GIS manager teaches, mentors and connects other data scientists
One of the most daunting tasks in Denver Water’s landmark Lead Reduction Program was also one of its most fundamental: locating all the customer-owned lead service lines.
The water Denver Water delivers to customers is lead-free, but lead can get into drinking water as it passes through service lines and plumbing that contain lead.
And those service lines — the pipes that connect the house to the main in the street — belong to customers as part of their property. They were never installed or owned by Denver Water and no one had a complete record of which pipes were made of lead, copper, galvanized steel or plastic.
Inventorying the lead service lines in Denver Water’s customer service area, so the program could replace the lead lines with lead-free copper lines at no direct cost to the customer, fell to the utility’s geographic information system team, and to John Nolte, who helped oversee the effort.
They combed through old plumbing records, a former employee’s handwritten notes, city construction permits and details from Denver Water’s customer billing database.
After months of research, the team narrowed down the list to a manageable, estimated range of 64,000 to 84,000 customer-owned water service lines in Denver Water’s service area that may have lead — a range that the utility continues to refine. The program also is providing customers enrolled in the program with water filters certified to remove lead, to use until six months after their line is replaced, and has raised the pH of the water to prevent lead from getting into the water.
From January 2020 through the end of September 2023, Denver Water's Lead Reduction Program has replaced more than 20,000 old, customer-owned lead service lines at no direct cost to the customer.
See what replacing more than 20,000 old, customer-owned lead looks like over time on this interactive map.

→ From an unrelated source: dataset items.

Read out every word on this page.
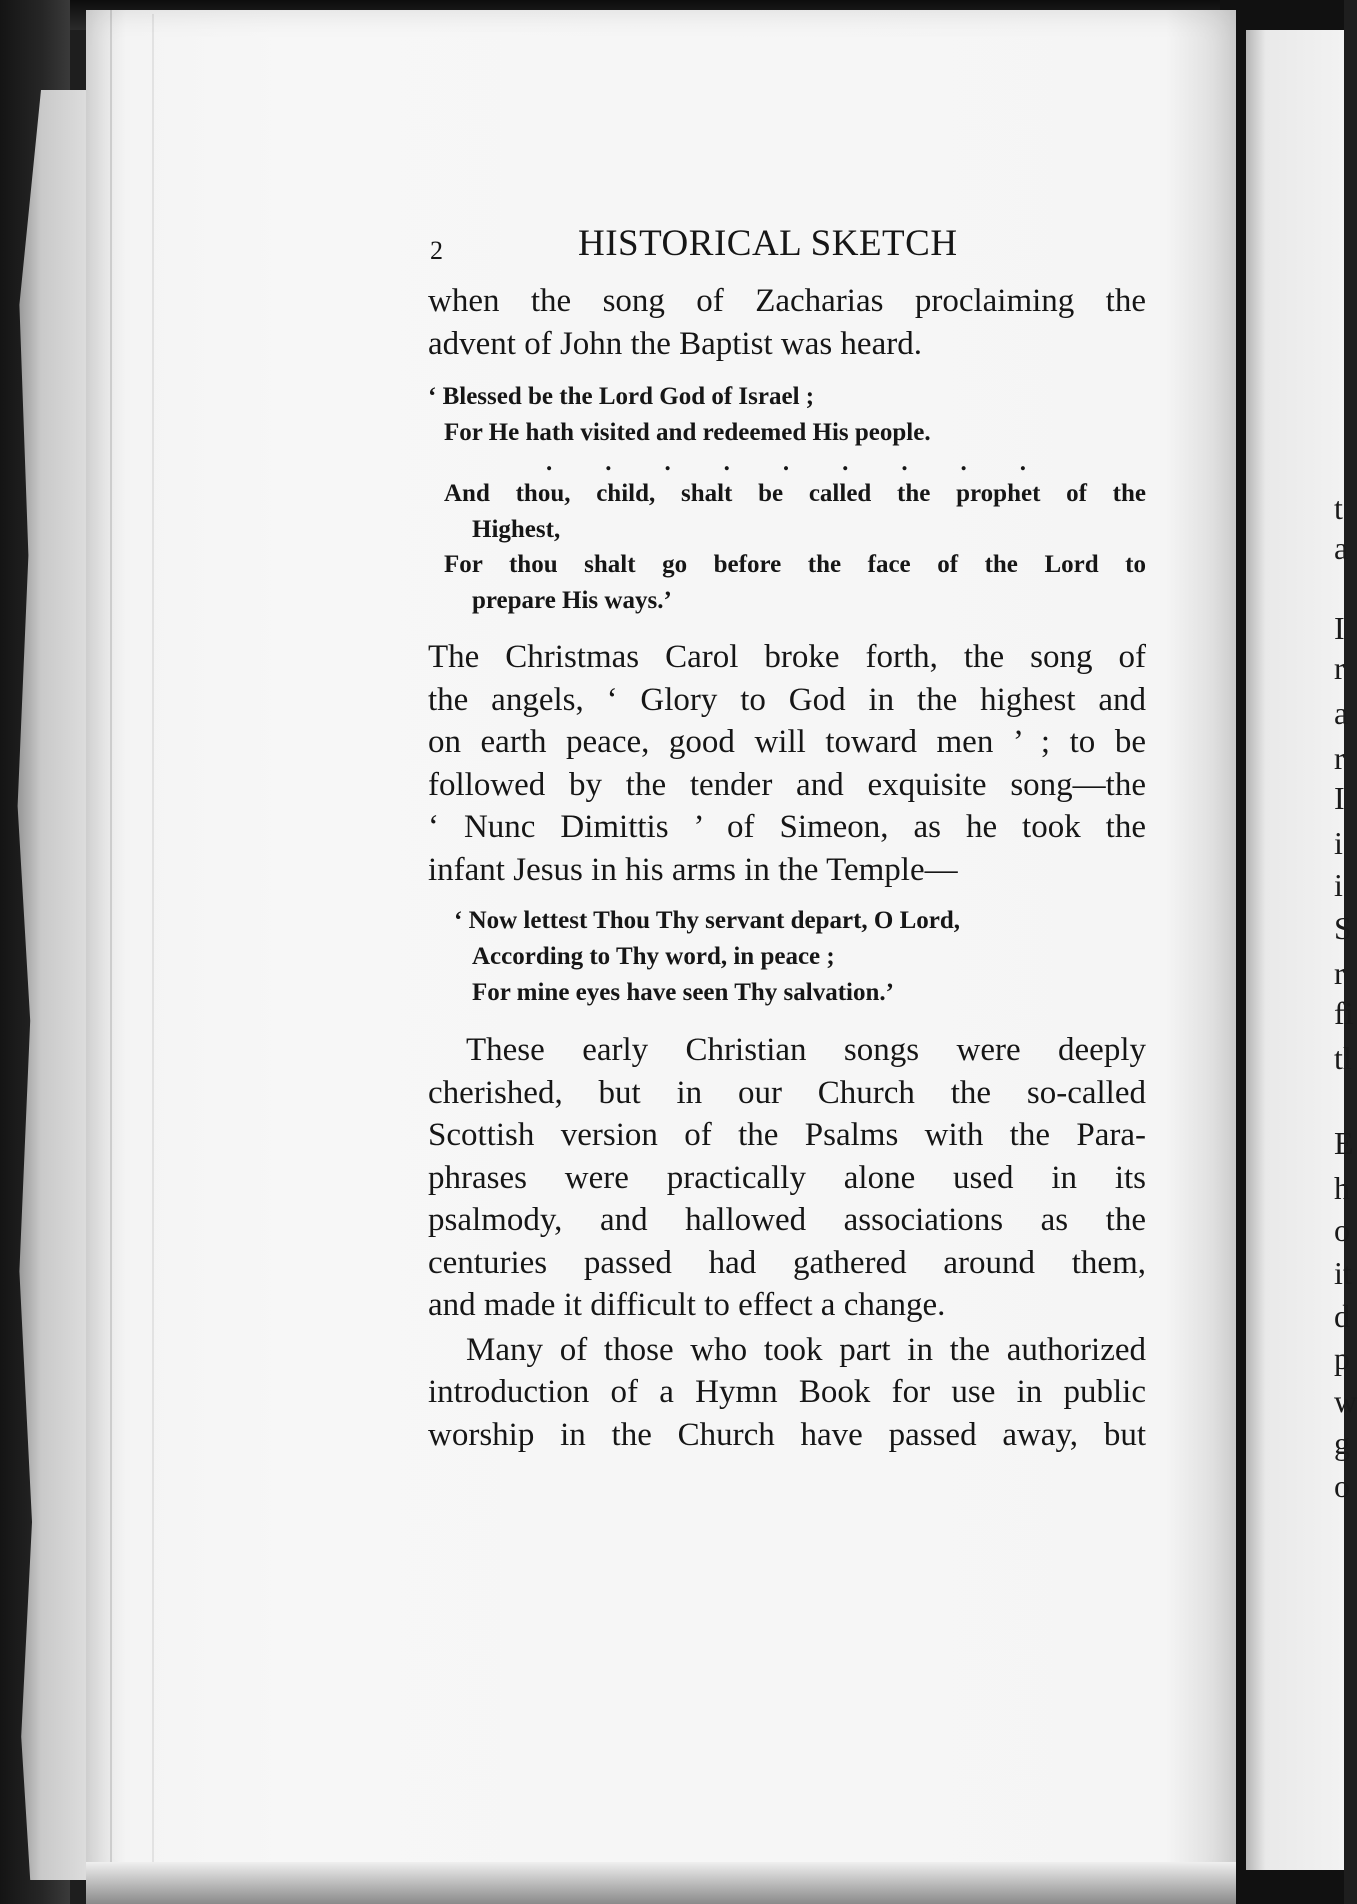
t
a
I
r
a
r
I
i
i
S
r
fi
tl
E
h
o
it
d
p
w
g
o
2	HISTORICAL SKETCH

when the song of Zacharias proclaiming the
advent of John the Baptist was heard.

‘ Blessed be the Lord God of Israel ;
For He hath visited and redeemed His people.
. . . . . . . . .
And thou, child, shalt be called the prophet of the
Highest,
For thou shalt go before the face of the Lord to
prepare His ways.’

The Christmas Carol broke forth, the song of
the angels, ‘ Glory to God in the highest and
on earth peace, good will toward men ’ ; to be
followed by the tender and exquisite song—the
‘ Nunc Dimittis ’ of Simeon, as he took the
infant Jesus in his arms in the Temple—

‘ Now lettest Thou Thy servant depart, O Lord,
According to Thy word, in peace ;
For mine eyes have seen Thy salvation.’

These early Christian songs were deeply
cherished, but in our Church the so-called
Scottish version of the Psalms with the Para-
phrases were practically alone used in its
psalmody, and hallowed associations as the
centuries passed had gathered around them,
and made it difficult to effect a change.

Many of those who took part in the authorized
introduction of a Hymn Book for use in public
worship in the Church have passed away, but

“That’s the beauty of GIS — you’re able to do that,” said Nolte, a GIS manager who has worked at Denver Water since 2018.
And that brings up the biggest misconception about GIS professionals, Nolte said with a laugh, “that we just make maps. I actually have several friends in GIS who are terrible with directions.”
GIS professionals design and develop systems, maps, dashboards and other databases to give complicated information a visual component.
Learn more about the different jobs needed to deliver clean, safe water to 1.5 million people every day, at denverwater.org/Careers.
“We don’t want to just see raw numbers; our brains don’t work that way,” Nolte said. “We want to see visualizations.”
Nolte has spent his 25-year career in the GIS field. As a college student in the 1990s, Nolte noticed a friend working on an old computer in the back of a hydrogeology classroom. The friend was studying a map of the Colorado River watershed at the time.
“I had no idea what it was for, but I fell in love with the application,” said Nolte, who was working on his environmental science degree at the time. “It was a bridge between field work and computer work, and the application made it really simple.”
That first look at GIS nudged him toward jobs with the Naval Weapons Station in South Carolina, the U.S. Environmental Protection Agency and now with Denver Water.
“You can really make a difference in the water industry,” he said. “Most people take it for granted when they turn on the tap that the water will be there. Water is going to be one of the biggest issues we face in the climate crisis.”
Nolte also was recently named a GIS Hero for the water industry by ESRI, a geographic information system software company. It brings international recognition for his work at Denver Water and highlights how he is using his GIS skills to make a difference.
“GIS is a power tool that can help us manage our water resources more effectively, sustainably and equitably,” Nolte said. “I am proud to be part of the water industry.”
Nolte also volunteers with the Urban and Regional Information Systems Association, or URISA, an international nonprofit that provides education and training, networking (including “mappy” hours), advocacy, and resources for GIS professionals throughout their careers. He’s volunteered both locally and nationally with URISA since 2014.
Nolte teaches at URISA’s leadership academy across the globe and has also helped coordinate their annual conference. Having previously served as treasurer for the local chapter, Nolte was recently voted president on the board of directors and is excited to take on the new challenge.
"I think URISA is embarking on an incredible journey as we grow and support geospatial professionals at all levels of their careers,” Nolte said. “It will be exciting to launch a new branding strategy, implement new ideas around diversity, equity and inclusion and develop new education programs."
Nolte has met dozens of close friends and mentored students new to the field, and he has learned about new technologies, techniques and equipment that can advance even the most puzzling projects Denver Water takes on.
“There are so many ways to manipulate data and make it visually appealing,” Nolte said. “These days, most of the people in this field are considered data scientists instead of mapmakers and geographers. But we all still have a love for maps and geography.”